When more people vote for American Idol contestants than vote for president, we should make it easier for people to vote, not harder. Voter ID proponents say it's necessary to combat "voter fraud" and raise the specter of "illegal aliens" voting, but no one has documented a single case of "voter impersonation" that HB 218 would solve. And common sense tells us noncitizens are not going to risk deportation by voting.
The bottom line is that voter ID is about politics, not fraud. In a 2004 election contest for a Harris County state House seat, a Texas House committee chaired by a conservative Republican found charges that hundreds of noncitizens voted were false. The Bush Justice Department's "Voting Access and Integrity Initiative," which directed U.S. attorneys to prioritize alleged voter fraud cases, resulted in only 24 convictions from 2002 to 2005. And the U.S. Election Assistance Commission found "that the accusations regarding widespread fraud are unjustified."

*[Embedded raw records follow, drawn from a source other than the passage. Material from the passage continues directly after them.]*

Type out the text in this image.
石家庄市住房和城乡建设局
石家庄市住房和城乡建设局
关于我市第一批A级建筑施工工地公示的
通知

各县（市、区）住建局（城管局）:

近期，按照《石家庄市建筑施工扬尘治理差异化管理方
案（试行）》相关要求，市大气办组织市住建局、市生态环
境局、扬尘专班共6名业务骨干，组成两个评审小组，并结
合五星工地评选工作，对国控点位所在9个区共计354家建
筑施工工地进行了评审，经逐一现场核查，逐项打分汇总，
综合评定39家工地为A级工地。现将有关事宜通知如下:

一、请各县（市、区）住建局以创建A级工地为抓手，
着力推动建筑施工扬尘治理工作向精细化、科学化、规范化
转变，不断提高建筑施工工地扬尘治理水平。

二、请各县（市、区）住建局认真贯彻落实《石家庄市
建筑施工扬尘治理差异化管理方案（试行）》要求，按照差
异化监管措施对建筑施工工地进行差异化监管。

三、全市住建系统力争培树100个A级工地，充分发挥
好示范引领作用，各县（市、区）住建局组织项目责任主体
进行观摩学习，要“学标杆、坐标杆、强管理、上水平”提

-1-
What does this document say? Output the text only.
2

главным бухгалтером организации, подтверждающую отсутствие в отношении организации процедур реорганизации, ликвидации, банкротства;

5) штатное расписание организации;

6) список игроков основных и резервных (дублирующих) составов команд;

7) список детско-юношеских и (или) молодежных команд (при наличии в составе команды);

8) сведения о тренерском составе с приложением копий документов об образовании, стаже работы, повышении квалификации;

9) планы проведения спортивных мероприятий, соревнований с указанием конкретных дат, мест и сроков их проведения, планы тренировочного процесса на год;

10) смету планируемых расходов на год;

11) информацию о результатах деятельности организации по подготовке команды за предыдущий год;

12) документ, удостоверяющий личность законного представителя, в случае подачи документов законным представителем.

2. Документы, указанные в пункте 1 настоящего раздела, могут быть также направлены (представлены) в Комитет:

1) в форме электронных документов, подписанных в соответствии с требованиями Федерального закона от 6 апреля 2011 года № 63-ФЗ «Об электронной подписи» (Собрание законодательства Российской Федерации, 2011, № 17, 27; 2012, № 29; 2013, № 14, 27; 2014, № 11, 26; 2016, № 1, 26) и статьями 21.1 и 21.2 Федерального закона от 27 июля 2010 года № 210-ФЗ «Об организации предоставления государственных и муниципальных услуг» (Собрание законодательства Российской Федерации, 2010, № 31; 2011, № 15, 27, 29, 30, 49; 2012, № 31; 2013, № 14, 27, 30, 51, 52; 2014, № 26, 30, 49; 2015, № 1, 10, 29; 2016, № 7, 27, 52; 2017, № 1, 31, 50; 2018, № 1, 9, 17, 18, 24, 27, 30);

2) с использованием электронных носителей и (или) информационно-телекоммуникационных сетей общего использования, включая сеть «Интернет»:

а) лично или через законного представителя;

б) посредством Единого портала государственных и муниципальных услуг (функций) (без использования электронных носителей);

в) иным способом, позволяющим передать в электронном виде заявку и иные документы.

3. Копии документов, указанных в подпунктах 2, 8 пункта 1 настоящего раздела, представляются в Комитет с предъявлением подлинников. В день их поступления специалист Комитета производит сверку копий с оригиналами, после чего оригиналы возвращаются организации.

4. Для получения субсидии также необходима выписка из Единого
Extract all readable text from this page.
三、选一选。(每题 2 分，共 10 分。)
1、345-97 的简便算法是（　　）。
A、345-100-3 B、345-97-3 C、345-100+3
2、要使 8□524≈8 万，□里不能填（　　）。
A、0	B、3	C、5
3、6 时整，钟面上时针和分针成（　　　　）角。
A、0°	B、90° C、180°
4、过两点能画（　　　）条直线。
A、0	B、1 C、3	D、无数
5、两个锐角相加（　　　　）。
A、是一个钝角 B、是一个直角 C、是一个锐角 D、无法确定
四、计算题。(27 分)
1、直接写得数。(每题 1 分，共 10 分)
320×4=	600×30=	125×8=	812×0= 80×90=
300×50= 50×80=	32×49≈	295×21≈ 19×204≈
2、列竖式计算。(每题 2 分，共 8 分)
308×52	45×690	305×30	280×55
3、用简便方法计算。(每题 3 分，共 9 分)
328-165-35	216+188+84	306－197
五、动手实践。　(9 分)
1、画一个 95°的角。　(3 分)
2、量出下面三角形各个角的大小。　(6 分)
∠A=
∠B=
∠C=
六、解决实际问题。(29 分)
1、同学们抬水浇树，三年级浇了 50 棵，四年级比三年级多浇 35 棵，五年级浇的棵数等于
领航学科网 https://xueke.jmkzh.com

Voter ID laws passed in Georgia and Missouri were struck down by the courts, which concluded that the cost of obtaining the ID and necessary documents amounts to a 21st century poll tax.
In my community, there are veterans and people like my grandmother who earned their right to vote and shouldn't be forced to pay the modern day version of a poll tax. They are the real heroes in this story. I'm in Austin because it's my job to protect their right to vote.